Luuuuuuck. Fluuuuuuuuke. It's a good team. A really good, complete team. But their Pythagorean record is 71-42 because of all the runs they've scored, but they shouldn't have scored that many. They're splitting twos and getting nines way more than they should.

Right now, there's a Cardinals fan who is really angry. He's giving me that look. I know that look. It's the look Orioles fans gave me last year when I pointed out that their record in one-run and extra-inning games was unsustainable. It's adorable. But if the Cardinals have really figured out a way to hit .330 with runners in scoring position, they're going to make the playoffs for the next 100 years.

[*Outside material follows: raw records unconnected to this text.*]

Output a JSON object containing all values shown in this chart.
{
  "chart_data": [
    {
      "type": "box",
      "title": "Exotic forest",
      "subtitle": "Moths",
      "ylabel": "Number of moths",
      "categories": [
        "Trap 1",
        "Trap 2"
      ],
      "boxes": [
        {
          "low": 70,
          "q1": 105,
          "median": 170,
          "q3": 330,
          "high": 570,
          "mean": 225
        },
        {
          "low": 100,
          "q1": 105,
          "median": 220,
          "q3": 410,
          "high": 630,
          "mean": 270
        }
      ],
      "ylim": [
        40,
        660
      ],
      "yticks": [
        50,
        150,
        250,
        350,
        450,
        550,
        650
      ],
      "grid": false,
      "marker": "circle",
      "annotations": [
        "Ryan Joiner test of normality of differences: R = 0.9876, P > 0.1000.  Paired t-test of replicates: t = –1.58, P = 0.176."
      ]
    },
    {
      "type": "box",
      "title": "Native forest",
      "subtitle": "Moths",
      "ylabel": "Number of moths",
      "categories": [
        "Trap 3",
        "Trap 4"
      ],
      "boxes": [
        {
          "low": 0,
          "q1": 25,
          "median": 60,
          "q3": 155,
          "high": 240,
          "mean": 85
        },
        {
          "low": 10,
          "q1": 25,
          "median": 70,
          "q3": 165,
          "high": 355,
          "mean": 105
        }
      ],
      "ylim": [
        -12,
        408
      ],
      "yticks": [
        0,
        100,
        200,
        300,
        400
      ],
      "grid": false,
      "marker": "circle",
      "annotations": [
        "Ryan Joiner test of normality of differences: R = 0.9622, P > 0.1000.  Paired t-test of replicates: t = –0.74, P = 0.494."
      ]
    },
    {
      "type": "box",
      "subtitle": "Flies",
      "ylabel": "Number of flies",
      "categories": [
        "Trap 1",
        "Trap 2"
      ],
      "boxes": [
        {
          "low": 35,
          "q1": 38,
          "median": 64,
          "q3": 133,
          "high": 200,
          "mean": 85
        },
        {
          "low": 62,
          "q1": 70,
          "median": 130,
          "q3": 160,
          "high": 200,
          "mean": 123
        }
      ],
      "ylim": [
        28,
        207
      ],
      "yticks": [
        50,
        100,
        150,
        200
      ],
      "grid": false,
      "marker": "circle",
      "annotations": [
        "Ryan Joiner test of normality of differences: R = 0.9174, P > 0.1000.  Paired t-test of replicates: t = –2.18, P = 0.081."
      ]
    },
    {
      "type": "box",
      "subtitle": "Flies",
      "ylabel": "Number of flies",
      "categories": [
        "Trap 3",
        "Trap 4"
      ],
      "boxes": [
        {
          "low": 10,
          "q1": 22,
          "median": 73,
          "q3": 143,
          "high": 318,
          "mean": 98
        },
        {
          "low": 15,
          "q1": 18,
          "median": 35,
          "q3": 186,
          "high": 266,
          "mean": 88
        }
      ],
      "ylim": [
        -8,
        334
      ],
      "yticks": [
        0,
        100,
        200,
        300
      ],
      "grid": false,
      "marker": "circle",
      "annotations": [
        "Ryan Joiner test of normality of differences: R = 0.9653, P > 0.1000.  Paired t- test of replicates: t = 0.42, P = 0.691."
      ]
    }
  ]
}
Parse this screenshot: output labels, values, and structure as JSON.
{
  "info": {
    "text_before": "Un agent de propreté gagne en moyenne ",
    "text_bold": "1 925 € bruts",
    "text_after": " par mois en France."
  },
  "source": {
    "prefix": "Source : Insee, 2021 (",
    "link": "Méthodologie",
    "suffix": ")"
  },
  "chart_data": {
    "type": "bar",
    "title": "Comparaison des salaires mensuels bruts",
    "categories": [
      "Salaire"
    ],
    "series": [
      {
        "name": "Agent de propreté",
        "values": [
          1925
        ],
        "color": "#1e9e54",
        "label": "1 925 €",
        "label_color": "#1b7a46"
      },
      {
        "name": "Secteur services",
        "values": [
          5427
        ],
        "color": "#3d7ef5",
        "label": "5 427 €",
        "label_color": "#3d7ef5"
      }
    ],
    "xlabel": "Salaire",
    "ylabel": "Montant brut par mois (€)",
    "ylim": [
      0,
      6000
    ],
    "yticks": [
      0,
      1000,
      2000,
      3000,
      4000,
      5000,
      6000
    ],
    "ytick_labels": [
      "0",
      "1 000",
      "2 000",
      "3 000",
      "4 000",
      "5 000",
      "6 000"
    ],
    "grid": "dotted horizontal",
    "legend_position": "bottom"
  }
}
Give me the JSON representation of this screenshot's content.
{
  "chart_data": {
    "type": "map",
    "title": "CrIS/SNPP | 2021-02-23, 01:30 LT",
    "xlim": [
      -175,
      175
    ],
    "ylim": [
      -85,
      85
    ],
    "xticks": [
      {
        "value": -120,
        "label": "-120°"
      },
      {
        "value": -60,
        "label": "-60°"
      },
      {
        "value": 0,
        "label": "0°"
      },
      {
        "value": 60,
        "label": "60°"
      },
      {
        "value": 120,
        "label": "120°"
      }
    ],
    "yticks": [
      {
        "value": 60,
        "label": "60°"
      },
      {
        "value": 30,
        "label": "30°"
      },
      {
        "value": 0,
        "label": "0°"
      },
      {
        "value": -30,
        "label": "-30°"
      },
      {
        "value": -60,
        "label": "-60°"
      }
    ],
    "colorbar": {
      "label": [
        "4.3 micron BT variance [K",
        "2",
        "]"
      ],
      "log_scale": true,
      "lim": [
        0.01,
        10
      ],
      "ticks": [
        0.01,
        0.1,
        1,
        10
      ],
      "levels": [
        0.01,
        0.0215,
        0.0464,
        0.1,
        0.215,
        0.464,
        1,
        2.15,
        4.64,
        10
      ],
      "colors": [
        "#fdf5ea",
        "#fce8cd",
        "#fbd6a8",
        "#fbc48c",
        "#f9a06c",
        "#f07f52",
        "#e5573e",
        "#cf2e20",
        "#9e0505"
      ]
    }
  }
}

As is, they're still one of the very best teams in baseball, and I'm tempted to pick them. But that scoring-position business … I feel like I'm Sinatra talking to the commies. Knock it off, or it's ring-a-ding-ding for you bozos.

Dodgers
Team OPS+: 103
Team ERA+:106
The rough start still counts, and the Dodgers' Pythagorean record is just 59-54. They've been a juggernaut lately, but not for the whole season. Also I dislike them, and I'm biased. But Clayton Kershaw is the best pitcher in the game, and Zack Greinke and Hyun-Jin Ryu have been excellent. Hanley Ramirez remembered how to hit, and Yasiel Puig is standing behind you right now, about to hit your head with a bat and run into a wall.

They were up there, for a lot of folks, with the Blue Jays and Nationals before the season started. And for the first two months, they were in the gutter with the other underachievers. Goodness, what a turnaround.

So pick one. Just one. Your team to finish out the year.

...

I wouldn't have written this if I knew I'd spend an hour deliberating on the answer. But gimme the Tigers. Even with Jhonny Peralta suspended for much of the year, and even with an offense that's underperforming. The top four of the rotation are a compelling-enough reason, and they also have the best hitter in baseball.

Which means nothing on October 1. But if you twist my arm right now, I'd figure the Tigers are the best team in baseball. It takes a real maverick to say that sort of thing during a 12-game winning streak. But I'm willing to take that risk.